CERT-In Warns of WhatsApp Flaws That Could Enable Cyber Attacks

India’s cybersecurity agency, the Indian Computer Emergency Response Team (CERT-In), has warned users about several security flaws in WhatsApp that could expose devices to cyber attacks.

According to the advisory, these vulnerabilities may allow attackers to gain unauthorised access to a user’s device or even compromise the entire system.

The risk comes from specially designed malicious files that can be sent through the app.

CERT-In said attackers can exploit these flaws by sending attachments that appear normal but contain hidden harmful code. Once such a file is opened, it may run malicious actions without the user realising it.

The agency explained that the vulnerabilities could let hackers spoof file types, execute arbitrary code, and bypass existing security protections.

In some cases, attackers may also trick the app into loading harmful content from external sources under their control.
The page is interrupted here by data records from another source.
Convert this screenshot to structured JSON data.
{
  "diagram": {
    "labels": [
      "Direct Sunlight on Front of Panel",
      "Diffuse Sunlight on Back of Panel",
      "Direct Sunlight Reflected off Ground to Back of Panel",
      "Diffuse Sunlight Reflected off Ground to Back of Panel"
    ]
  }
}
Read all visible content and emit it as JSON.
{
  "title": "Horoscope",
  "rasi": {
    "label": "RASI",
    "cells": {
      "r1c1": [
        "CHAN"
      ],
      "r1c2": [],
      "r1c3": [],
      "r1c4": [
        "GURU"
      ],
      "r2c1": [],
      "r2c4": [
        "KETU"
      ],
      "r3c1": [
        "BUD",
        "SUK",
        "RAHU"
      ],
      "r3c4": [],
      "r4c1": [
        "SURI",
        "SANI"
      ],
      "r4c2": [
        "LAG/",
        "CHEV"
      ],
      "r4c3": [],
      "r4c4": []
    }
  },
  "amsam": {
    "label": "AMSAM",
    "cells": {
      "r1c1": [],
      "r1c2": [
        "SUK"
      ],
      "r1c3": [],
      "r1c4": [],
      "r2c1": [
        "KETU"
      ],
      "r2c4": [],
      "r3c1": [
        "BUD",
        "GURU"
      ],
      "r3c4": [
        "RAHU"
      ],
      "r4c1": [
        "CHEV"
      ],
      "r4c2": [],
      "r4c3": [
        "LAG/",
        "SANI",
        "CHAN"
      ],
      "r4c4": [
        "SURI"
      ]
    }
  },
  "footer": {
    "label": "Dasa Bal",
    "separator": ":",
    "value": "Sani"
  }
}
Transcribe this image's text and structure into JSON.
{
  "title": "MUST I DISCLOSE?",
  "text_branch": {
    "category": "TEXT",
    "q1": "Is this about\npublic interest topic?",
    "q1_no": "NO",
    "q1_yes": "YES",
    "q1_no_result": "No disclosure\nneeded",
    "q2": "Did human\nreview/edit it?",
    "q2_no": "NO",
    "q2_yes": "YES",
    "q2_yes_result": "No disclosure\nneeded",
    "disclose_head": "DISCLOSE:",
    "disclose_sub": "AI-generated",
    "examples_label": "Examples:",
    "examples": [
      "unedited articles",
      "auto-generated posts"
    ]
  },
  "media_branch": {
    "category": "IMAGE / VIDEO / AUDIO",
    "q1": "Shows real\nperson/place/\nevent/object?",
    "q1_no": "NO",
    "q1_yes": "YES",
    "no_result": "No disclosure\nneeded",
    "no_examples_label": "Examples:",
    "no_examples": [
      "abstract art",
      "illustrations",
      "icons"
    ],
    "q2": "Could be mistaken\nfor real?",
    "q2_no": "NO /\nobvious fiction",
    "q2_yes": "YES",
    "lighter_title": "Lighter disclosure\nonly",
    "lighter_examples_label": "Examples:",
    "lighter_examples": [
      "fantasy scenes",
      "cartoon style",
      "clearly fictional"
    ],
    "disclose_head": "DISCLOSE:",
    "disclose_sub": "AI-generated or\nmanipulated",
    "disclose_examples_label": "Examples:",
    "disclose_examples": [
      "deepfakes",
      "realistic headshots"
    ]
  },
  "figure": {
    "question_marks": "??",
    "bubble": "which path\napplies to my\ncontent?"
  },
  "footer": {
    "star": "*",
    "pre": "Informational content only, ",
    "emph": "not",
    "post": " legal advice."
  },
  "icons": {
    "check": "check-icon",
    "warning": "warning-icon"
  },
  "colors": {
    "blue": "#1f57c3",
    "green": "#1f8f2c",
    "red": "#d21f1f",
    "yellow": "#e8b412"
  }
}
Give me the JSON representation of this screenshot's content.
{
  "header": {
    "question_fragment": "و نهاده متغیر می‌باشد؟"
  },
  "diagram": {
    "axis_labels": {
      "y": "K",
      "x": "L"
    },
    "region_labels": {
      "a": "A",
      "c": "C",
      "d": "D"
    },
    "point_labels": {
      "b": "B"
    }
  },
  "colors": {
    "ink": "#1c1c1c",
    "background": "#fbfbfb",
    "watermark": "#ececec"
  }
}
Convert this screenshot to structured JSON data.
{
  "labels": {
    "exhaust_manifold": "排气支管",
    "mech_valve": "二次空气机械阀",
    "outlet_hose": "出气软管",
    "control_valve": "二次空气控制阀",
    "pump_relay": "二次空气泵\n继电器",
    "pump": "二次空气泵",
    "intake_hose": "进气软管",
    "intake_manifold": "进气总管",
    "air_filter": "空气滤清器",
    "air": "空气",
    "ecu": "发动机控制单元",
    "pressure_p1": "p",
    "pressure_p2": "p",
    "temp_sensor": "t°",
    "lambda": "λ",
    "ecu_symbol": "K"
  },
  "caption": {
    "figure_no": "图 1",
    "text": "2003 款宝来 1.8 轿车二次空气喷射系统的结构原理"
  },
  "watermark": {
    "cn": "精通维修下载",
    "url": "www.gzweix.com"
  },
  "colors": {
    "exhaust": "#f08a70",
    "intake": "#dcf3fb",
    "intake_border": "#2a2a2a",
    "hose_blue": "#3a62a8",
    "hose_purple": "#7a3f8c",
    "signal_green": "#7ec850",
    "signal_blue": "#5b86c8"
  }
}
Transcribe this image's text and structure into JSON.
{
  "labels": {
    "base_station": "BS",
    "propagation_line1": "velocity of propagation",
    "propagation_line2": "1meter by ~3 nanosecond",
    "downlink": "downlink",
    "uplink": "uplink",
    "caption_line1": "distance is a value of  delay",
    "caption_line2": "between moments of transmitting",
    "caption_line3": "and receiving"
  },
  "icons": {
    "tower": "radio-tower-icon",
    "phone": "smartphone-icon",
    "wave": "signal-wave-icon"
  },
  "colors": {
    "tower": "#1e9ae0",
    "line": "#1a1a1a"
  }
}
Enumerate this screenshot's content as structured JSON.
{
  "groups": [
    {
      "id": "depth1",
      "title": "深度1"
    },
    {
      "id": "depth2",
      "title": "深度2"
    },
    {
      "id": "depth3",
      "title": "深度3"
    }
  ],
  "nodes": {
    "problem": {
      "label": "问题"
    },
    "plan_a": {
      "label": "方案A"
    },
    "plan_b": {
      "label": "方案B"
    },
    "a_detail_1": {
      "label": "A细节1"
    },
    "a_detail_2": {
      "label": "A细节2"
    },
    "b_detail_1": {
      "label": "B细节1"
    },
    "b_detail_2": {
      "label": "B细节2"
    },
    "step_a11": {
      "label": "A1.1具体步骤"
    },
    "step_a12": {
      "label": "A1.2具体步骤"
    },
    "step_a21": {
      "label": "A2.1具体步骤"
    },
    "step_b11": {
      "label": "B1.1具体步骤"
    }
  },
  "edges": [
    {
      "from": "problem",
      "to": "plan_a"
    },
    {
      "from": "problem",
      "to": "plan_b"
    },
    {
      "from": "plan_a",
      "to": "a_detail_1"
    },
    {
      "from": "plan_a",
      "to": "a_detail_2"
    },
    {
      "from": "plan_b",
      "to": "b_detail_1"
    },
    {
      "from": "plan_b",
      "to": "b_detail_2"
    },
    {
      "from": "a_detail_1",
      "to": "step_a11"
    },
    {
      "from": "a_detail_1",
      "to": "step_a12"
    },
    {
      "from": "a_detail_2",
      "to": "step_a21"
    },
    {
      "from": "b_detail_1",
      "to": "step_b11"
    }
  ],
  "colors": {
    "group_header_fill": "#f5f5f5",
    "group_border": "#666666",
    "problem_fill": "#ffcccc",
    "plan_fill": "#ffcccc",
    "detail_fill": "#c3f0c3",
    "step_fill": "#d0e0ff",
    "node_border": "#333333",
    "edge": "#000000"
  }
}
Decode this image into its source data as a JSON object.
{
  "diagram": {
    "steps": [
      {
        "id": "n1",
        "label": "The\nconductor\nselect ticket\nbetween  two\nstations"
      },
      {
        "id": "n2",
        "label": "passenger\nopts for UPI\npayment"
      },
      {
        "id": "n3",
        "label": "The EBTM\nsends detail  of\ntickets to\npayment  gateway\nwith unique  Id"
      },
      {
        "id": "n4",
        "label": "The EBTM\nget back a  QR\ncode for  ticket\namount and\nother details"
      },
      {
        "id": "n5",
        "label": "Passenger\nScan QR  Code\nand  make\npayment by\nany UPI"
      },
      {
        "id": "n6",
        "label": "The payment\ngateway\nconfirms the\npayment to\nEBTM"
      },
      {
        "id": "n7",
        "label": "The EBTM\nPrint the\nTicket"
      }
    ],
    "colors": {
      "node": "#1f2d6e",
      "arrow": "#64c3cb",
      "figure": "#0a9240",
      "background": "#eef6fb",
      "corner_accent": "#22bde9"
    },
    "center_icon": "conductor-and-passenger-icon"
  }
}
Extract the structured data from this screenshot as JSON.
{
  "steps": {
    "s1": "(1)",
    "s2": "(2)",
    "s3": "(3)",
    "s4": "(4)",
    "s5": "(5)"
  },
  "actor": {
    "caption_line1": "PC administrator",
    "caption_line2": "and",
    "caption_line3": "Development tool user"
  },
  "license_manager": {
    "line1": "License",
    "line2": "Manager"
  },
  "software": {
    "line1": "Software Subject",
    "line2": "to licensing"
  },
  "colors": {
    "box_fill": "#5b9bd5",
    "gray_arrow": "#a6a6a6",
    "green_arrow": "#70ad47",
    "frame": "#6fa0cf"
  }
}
These issues are linked to weaknesses in how WhatsApp handles certain files and messages. Improper validation of attachments and external media links creates an opportunity for cybercriminals to exploit the system.

The warning applies to multiple versions of WhatsApp across platforms, including Android, iOS, and Windows. Users running older or affected versions are considered vulnerable.

CERT-In has rated the severity of these vulnerabilities as “medium,” but noted that the impact could still be serious if exploited successfully.

Users are advised to stay cautious while opening unknown files or links and to update their apps to the latest version to reduce the risk of cyber attacks.

Keeping software updated is one of the most effective ways to stay protected from such vulnerabilities.

There have been instances in the past that application loopholes were used by scamsters to take undue advantage of users data.